Use //IGNORE instead of //TRANSLIT when transcoding

//TRANSLIT is not a well supported, and in most cases there’s not much transliteration can help with when the encoding is limiting. Besides, it sounds reasonable to assume most people use UTF-8 nowadays.
2025-07-14 21:15:27 +02:00 · 2020-12-26 11:53:05 +01:00
parent f98208c1a1
commit c43704a0a7
4 changed files with 21 additions and 11 deletions
--- a/src/cli.cc
+++ b/src/cli.cc
@ -171,7 +171,7 @@ ot::status ot::parse_options(int argc, char** argv, ot::options& opt, FILE* comm
 */
 void ot::print_comments(const std::list<std::string>& comments, FILE* output)
 {
-	static ot::encoding_converter from_utf8("UTF-8", "//TRANSLIT");
+	static ot::encoding_converter from_utf8("UTF-8", "//IGNORE");
 	std::string local;
 	bool info_lost = false;
 	bool bad_comments = false;
@ -195,7 +195,7 @@ void ot::print_comments(const std::list<std::string>& comments, FILE* output)
 		putc('\n', output);
 	}
 	if (info_lost)
-		fputs("warning: Some tags have been transliterated to your system encoding.\n", stderr);
+		fputs("warning: Some characters are not supported by your system encoding and have been discarded.\n", stderr);
 	if (bad_comments)
 		fputs("warning: Some tags are not properly encoded and have not been displayed.\n", stderr);
 	if (has_newline)
--- a/src/system.cc
+++ b/src/system.cc
@ -118,13 +118,24 @@ ot::status ot::encoding_converter::operator()(const char* in, size_t n, std::str
 		char *out_cursor = chunk;
 		size_t out_left = chunk_size;
 		size_t rc = iconv(cd, &in_cursor, &in_left, &out_cursor, &out_left);
-		if (rc == (size_t) -1 && errno != E2BIG)
+		out.append(chunk, out_cursor - chunk);
+
+		// With //IGNORE, iconv yields EILSEQ on bad conversion but still returns reasonable
+		// data.
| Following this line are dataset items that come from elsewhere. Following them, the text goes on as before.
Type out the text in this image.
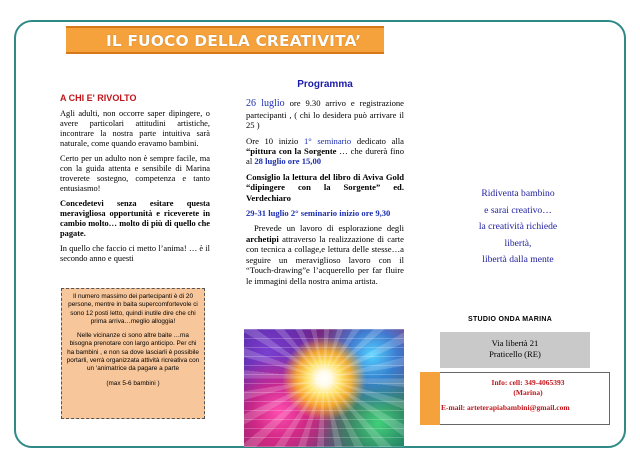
IL FUOCO DELLA CREATIVITA’
A CHI E' RIVOLTO

Agli adulti, non occorre saper dipingere, o avere particolari attitudini artistiche, incontrare la nostra parte intuitiva sarà naturale, come quando eravamo bambini.

Certo per un adulto non è sempre facile, ma con la guida attenta e sensibile di Marina troverete sostegno, competenza e tanto entusiasmo!

Concedetevi senza esitare questa meravigliosa opportunità e riceverete in cambio molto… molto di più di quello che pagate.

In quello che faccio ci metto l’anima! … è il secondo anno e questi

Il numero massimo dei partecipanti è di 20 persone, mentre in baita supercomfortevole ci sono 12 posti letto, quindi inutile dire che chi prima arriva…meglio alloggia!

Nelle vicinanze ci sono altre baite …ma bisogna prenotare con largo anticipo. Per chi ha bambini , e non sa dove lasciarli è possibile portarli, verrà organizzata attività ricreativa con un ‘animatrice da pagare a parte

(max 5-6 bambini )

Programma

26 luglio ore 9.30 arrivo e registrazione partecipanti , ( chi lo desidera può arrivare il 25 )

Ore 10 inizio 1° seminario dedicato alla “pittura con la Sorgente … che durerà fino al 28 luglio ore 15,00

Consiglio la lettura del libro di Aviva Gold “dipingere con la Sorgente” ed. Verdechiaro

29-31 luglio 2° seminario inizio ore 9,30

Prevede un lavoro di esplorazione degli archetipi attraverso la realizzazione di carte con tecnica a collage,e lettura delle stesse…a seguire un meraviglioso lavoro con il “Touch-drawing”e l’acquerello per far fluire le immagini della nostra anima artista.

Ridiventa bambino
e sarai creativo…
la creatività richiede
libertà,
libertà dalla mente
STUDIO ONDA MARINA
Via libertà 21
Praticello (RE)
Info: cell: 349-4065393
(Marina)
E-mail: arteterapiabambini@gmail.com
Note than EILSEQ is returned at the very end so it’s basically like a fatal
+		// error on the last chunk. When the output buffer is too small, it yields E2BIG and
+		// we need to loop. Any other error is fatal. A return code other than 0 or -1
+		// indicates a lossy transliteration.
+		if (rc == (size_t) -1 && errno == EILSEQ) {
+			lost_information = true;
+			break;
+		} else if (rc == (size_t) -1 && errno != E2BIG) {
 			return {ot::st::badly_encoded,
 			        "Could not convert string '" + std::string(in, n) + "': " +
 			        strerror(errno)};
-		if (rc != 0)
+		} else if (rc != 0 && rc != (size_t) -1) {
 			lost_information = true;
-		out.append(chunk, out_cursor - chunk);
+		}
+
 		if (in_cursor == nullptr)
 			break;
 		else if (in_left == 0)
@ -132,8 +143,7 @@ ot::status ot::encoding_converter::operator()(const char* in, size_t n, std::str
 	}
 	if (lost_information)
 		return {ot::st::information_lost,
-		        "Some characters could not be converted into the target encoding "
-		        "in string '" + std::string(in, n) + "'."};
+		        "Some characters could not be converted into the target encoding."};
 	return ot::st::ok;
 }

--- a/t/opustags.t
+++ b/t/opustags.t
@ -275,11 +275,11 @@ is_deeply(opustags('-i', 'out.opus', "--add=I=\xf9\xce", {mode => ':raw'}), ['',

 is_deeply(opustags('out.opus', {mode => ':raw'}), [<<"END_OUT", <<'END_ERR', 0], 'read tags in ISO-8859-1');
 encoder=Lavc58.18.100 libopus
-TITLE=???
+TITLE=
 ARTIST=\xe9\xe0\xe7
 I=\xf9\xce
 END_OUT
-warning: Some tags have been transliterated to your system encoding.
+warning: Some characters are not supported by your system encoding and have been discarded.
 END_ERR

 $ENV{LC_ALL} = '';
--- a/t/system.cc
+++ b/t/system.cc
@ -34,7 +34,7 @@ void check_converter()
 {
 	const char* ephemere_iso = "\xc9\x70\x68\xe9\x6d\xe8\x72\x65";
 	ot::encoding_converter to_utf8("ISO_8859-1", "UTF-8");
-	ot::encoding_converter from_utf8("UTF-8", "ISO_8859-1//TRANSLIT");
+	ot::encoding_converter from_utf8("UTF-8", "ISO_8859-1//IGNORE");
 	std::string out;

 	ot::status rc = to_utf8(ephemere_iso, out);
@ -46,7 +46,7 @@ void check_converter()
 	is(out, ephemere_iso, "conversion from UTF-8 is correct");

 	rc = from_utf8("\xFF\xFF", out);
-	is(rc, ot::st::badly_encoded, "conversion from bad UTF-8 fails");
+	is(rc, ot::st::information_lost, "conversion from bad UTF-8 is lossy");
 }

 void check_shell_esape()